Leaders and organizations make decisions all the time. They choose a direction, allocate resources, and execute. Often there are unintended implications, sometimes good and sometimes bad. The unintended implications don’t necessarily reveal themselves immediately but are often more understood as time passes.
In the last 6-8 years, the role of “minister of education” or “discipleship pastor” has been diminishing in many churches. For those unfamiliar with the role, for many years, in churches of 200 or more, a minister of education/discipleship pastor was often hired to lead all the “education” or discipleship ministries of the church. The staff member typically provided direction to the adult groups either directly or through a team and led staff and leaders assigned to other age groups. So in those churches, a kids ministry director/pastor and student ministry director/pastor reported to the minister of education.
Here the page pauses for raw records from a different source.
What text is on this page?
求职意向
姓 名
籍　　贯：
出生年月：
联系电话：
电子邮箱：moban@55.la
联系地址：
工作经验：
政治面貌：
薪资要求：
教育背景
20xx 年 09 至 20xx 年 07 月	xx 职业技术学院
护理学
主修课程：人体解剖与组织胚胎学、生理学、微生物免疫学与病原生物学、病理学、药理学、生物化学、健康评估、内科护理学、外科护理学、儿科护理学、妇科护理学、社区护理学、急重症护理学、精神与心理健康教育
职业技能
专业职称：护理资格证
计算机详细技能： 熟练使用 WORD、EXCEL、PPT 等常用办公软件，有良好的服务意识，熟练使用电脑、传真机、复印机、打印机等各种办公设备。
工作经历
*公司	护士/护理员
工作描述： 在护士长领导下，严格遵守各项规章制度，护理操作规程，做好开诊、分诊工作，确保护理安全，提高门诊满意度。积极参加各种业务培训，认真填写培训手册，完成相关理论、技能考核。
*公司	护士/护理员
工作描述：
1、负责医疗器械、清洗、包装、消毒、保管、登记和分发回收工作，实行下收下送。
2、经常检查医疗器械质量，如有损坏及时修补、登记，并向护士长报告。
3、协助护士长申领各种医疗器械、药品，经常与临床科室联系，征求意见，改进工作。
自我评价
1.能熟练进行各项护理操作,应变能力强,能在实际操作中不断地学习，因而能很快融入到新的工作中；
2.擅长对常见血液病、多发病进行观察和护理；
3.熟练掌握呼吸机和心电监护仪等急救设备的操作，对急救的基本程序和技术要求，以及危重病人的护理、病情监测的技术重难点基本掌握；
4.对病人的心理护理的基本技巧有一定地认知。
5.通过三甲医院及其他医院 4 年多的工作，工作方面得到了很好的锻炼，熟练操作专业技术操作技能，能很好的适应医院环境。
Depending on the context, there may be multiple reasons why churches moved away from the role. One, of course, was financial. Some churches and church leaders viewed the “minister of education” as middle management. And we know what happens to middle management in a financial crisis. Instead of leading through the minister of education/discipleship pastor, senior pastors/executive pastors decided they would lead the kids, students, and adult teams directly.
In some churches, the move has worked well. Senior pastors/executive pastors have stepped in and effectively filled the need that the minister of education was addressing. But in many churches, three unintended consequences have emerged.
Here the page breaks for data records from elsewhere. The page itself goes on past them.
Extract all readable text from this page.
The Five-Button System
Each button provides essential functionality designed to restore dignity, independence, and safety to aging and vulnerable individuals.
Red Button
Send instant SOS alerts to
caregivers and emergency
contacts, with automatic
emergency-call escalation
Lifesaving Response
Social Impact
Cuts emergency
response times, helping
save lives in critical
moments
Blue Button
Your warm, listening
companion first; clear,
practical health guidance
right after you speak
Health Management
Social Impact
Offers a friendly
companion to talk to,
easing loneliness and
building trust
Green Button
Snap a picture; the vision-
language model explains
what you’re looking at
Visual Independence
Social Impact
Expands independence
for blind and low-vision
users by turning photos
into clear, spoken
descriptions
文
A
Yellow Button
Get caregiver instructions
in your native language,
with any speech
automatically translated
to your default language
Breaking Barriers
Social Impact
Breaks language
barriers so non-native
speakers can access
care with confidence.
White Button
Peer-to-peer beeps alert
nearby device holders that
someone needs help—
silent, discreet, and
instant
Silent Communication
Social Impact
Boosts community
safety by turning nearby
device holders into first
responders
1) The emergence of ministry silos
The discipleship pastor/minister of education met weekly with the discipleship staff. In healthy environments, the team cared for one another, read and prayed together, and looked to work together. At a minimum, each ministry leader had visibility into the other areas of ministry. With that team no longer meeting under a strong leader’s direction and no longer seeing the bigger picture together, ministry silos developed or were solidified in many churches. Instead of the church feeling like one church moving in the same direction, it feels like several different churches sharing space and officing down the hall from one another.
2) Loss of philosophical harmony
A strong discipleship pastor/minister of education works hard to ensure the discipleship team is on the same page in thinking about ministry (ministry philosophy). The discipleship pastor invests in the team, provides insight and encouragement, and facilitates discussions about the theology and ministry philosophy underneath all the ministry activities. With that ripped out of some staff teams, ministry activity without a coherent and consistent ministry philosophy increased. In other words, without a harmony around ministry philosophy, kids ministries may function with a completely different ministry philosophy than the student ministry or the adult ministry.
3) Loss of continuity
A strong discipleship pastor helps the team think through how people develop at different stages of life, how a child progresses from the kids ministry to the student ministry, and how the family is served along the way. Without philosophical harmony and with ministry silos, transitions from one ministry area to another are more difficult. After all, the ministries within the church are so radically different that it feels like a completely different church.
Surely we can agree that ministry silos foster disunity and that it’s wise for a church to be aligned in their ministry philosophy. Whether a church has a dedicated staff member that fully leads this endeavor or not, churches are wise to invest heavily in the discipleship ministries of the church.